Q 従業員の基本給が降給により下がりましたが、残業手当を含めると報酬額が増え、標準報酬の等級が2等級以上の差となります。この場合、月額変更届は必要でしょうか。
A 標準報酬は、被保険者になったときに決定し(資格取得時決定)、その後は、年に1度の「被保険者報酬月額算定基礎届」により決定されます(定時決定)。しかし、基本給等の昇給や降給により、報酬が著しく変動した場合は、定時決定を待たずに、「被保険者報酬月額変更届」により、標準報酬が改訂されます(随時改定)。
なお、随時改定は、次の3つの要件のすべてに該当する場合に行われます。
Q 健康保険の傷病手当金受給中の者が、病状がよくなったので治療を続けながら出勤し、1ヶ月後に再び労務不能となった場合、傷病手当を受けるには再び待期期間が必要でしょうか。
A 健康保険の傷病手当金は、療養のため労務不能となった日から起算し、3日間の待期期間をおき、第4日目より支給されます。
待期期間が適用されるのは、同一の疾病又は負傷及びこれによって発した疾病について、最初に療養のため労務に服することができなくなった場合においてのみであって、その後労務に服し、再びその傷病について療養のため労務不能となった場合には、待期期間の適用はありません。
ご質問の場合、傷病手当金の支給を受けた傷病については、すでに待期期間は完成していますから、1ヶ月後に再び労務不能となっても、待期期間は必要とされず、労務不能の日にただちに傷病手当金が支給されます。
Q 任意継続被保険者の女性から、「結婚後、すぐに夫の被扶養者にならず、任継のままのほうが、給付面で得ではないですか」と聞かれたのですが…。
A 任意継続被保険者は、一般被保険者と同じ給付を受ける権利があり、任継になってから妊娠・出産しても、出産手当金・出産育児一時金を受け取ることができます。給付面では確かに得ですが、保険料は自己負担する必要があります。

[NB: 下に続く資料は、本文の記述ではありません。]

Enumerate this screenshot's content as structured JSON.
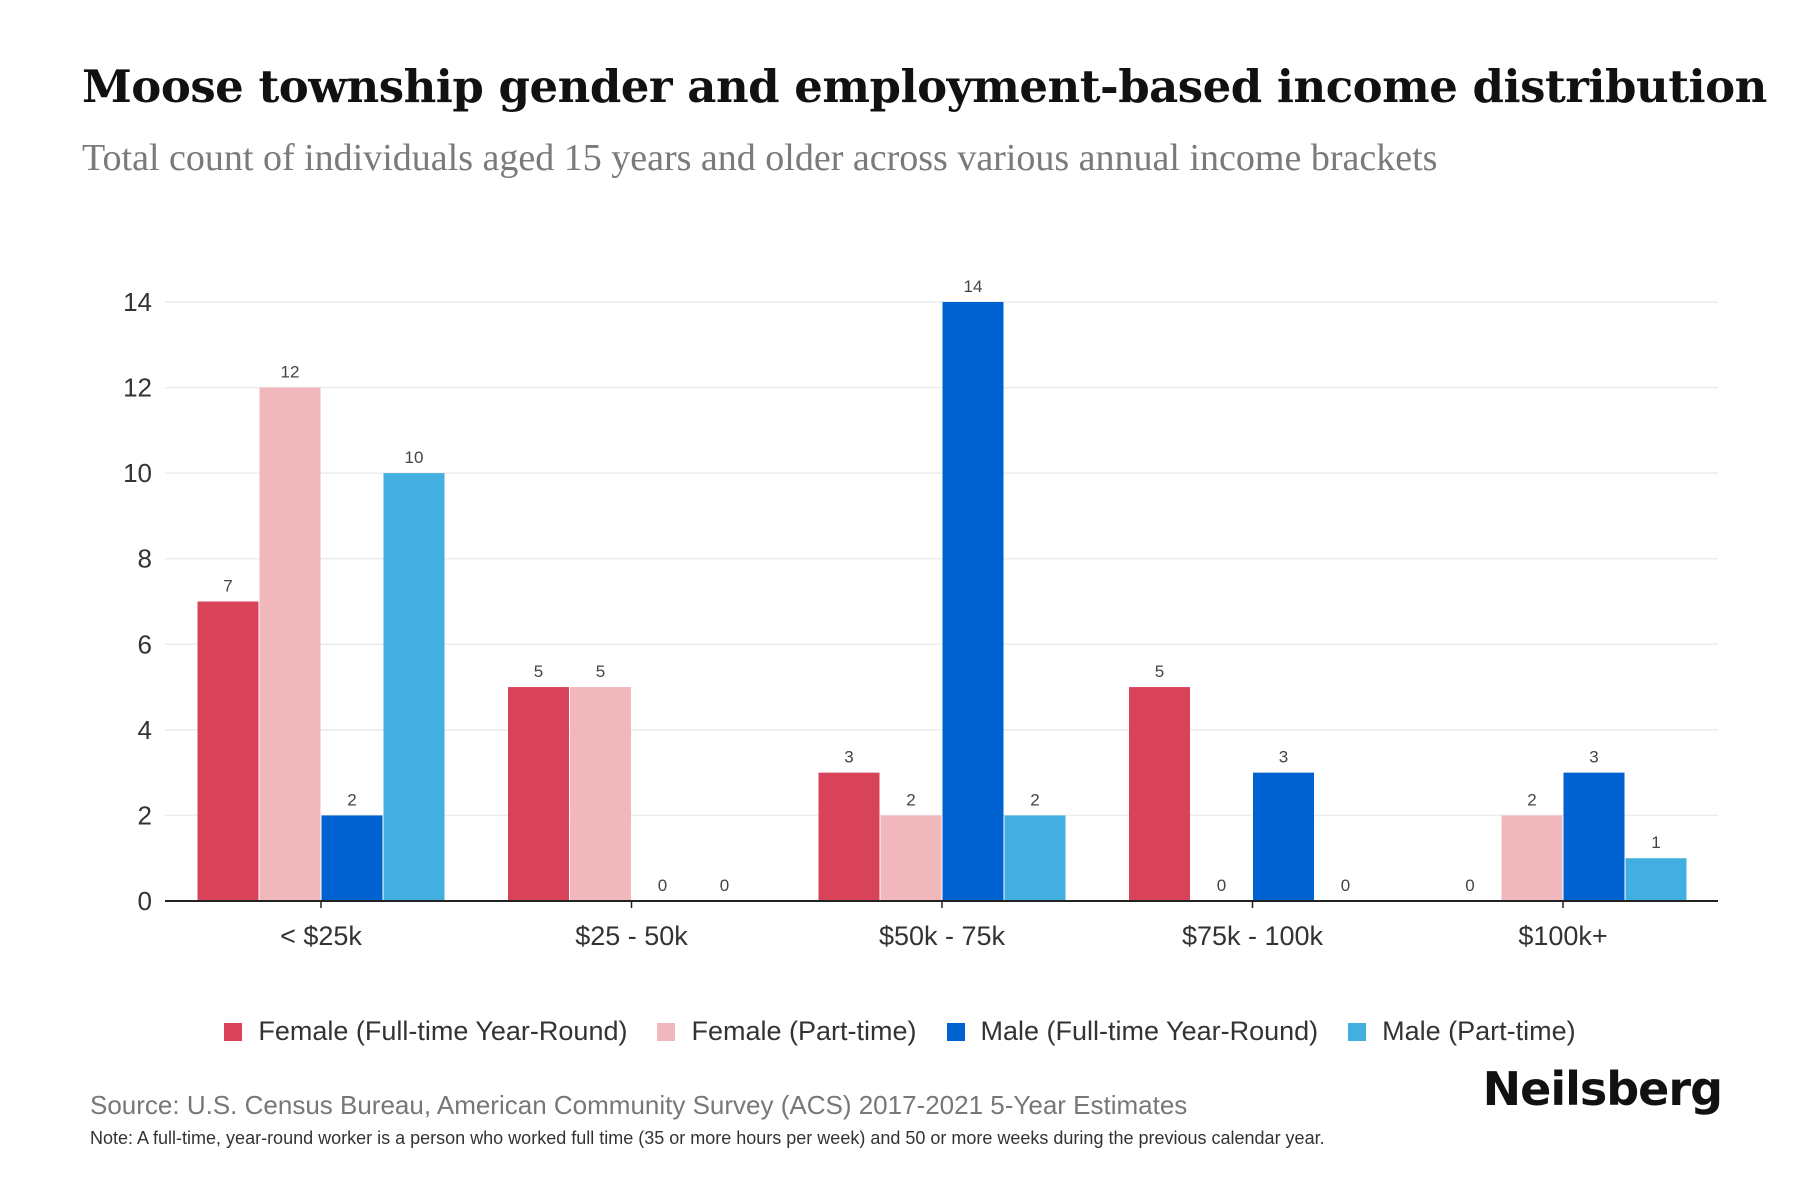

結婚して夫の被扶養者になれば、健康保険でも必ず被扶養者として届け出る義務があるかというと、そうではありません。どちらを選ぶかは本人の自由で、任継を保持することも可能です。さらに給付面を考えるならば、もう少し有利な方法もあります。健康保険には、喪失後の継続給付という制度があります。出産手当金・出産育児一時金については、強制被保険者としての被保険者期間が1年以上あれば、任意継続被保険者の資格喪失後、6ヶ月以内の分娩も給付の対象になります(任意継続被保険者の期間でなく、退職前の被保険者期間という点に注意)。ですから、出産が数ヶ月先に近づいた時点で、任意継続被保険者の資格を喪失し、夫の被扶養者となれば、保険料を納める必要もなく、また出産が喪失後6ヶ月以内なら、出産手当金等の給付も受けられることになります。

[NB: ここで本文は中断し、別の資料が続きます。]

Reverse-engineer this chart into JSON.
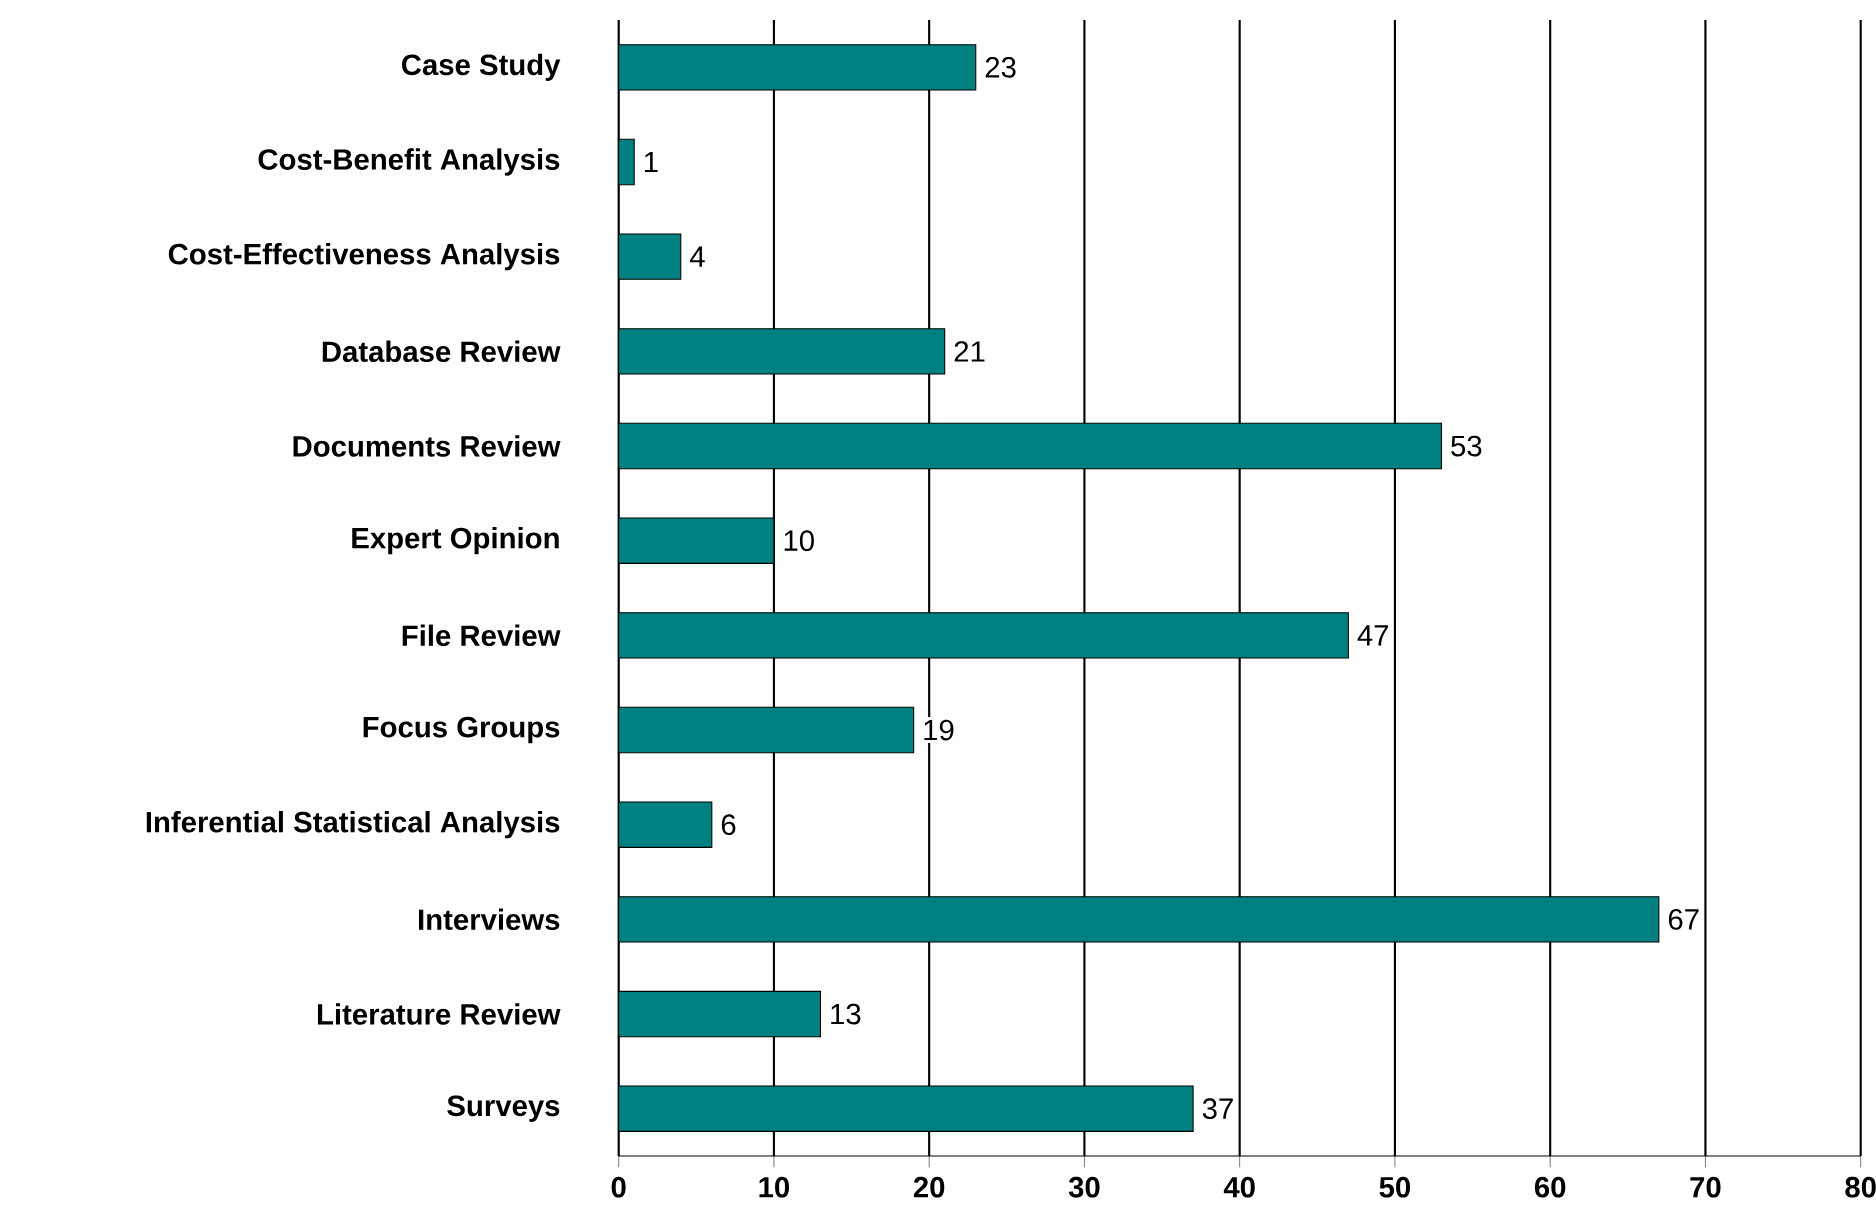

Q 報酬月額算定基礎届にあたり、「支払基礎日数20日以上の月で計算する」とされています。たまたま2~3時間しか勤務しなかった日は含まれるのでしょうか。
A 支払基礎日数とは、報酬の支払いの対象となった日数をいい、実際に出勤した日数という意味ではありません。

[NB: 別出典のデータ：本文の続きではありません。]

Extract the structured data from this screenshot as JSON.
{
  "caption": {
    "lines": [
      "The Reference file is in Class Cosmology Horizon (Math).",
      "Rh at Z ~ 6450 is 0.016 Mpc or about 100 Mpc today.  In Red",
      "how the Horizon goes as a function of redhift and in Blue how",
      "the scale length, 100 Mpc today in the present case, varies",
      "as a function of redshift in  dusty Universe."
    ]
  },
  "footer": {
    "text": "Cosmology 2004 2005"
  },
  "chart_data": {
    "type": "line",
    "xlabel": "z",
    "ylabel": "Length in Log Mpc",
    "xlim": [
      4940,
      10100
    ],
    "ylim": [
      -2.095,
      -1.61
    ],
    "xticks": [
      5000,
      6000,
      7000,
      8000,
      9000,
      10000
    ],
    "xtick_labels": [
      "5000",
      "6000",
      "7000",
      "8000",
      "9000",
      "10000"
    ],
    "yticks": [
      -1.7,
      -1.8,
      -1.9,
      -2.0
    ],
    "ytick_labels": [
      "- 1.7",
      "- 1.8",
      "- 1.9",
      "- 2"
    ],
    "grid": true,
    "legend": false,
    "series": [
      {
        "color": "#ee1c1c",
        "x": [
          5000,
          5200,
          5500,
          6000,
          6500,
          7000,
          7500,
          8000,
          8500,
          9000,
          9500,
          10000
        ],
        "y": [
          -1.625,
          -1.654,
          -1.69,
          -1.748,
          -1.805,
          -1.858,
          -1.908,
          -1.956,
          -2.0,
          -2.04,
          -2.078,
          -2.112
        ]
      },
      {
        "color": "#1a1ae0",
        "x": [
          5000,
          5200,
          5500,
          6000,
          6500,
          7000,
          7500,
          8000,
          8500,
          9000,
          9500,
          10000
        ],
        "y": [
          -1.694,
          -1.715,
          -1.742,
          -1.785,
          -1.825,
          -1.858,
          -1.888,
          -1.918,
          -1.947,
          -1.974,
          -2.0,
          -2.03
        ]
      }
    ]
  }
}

月給制の場合は、出勤した日数に関係なく1ヶ月分の報酬が支払われますので、その支払対象期間の暦の日数が支払基礎日数となります。たとえば、5月21日から6月20日の給与を6月25日に支払う場合は、6月の支払基礎日数は31日となります。また、欠勤した日数分だけ給与が差し引かれる場合は、その残りの日数が支払基礎日数となります。1日8時間の所定勤務で、2~3時間しか勤務せず、不就労時間分の報酬がカットされた日があっても、その日も支払基礎日数に含まれます。
日給制(時給制)の場合は、出勤日数によって支給される報酬が異なりますので、稼働(出勤)日数が支払基礎日数となります。たまたま2~3時間しか勤務しなかった日も、支払基礎日数に含まれます。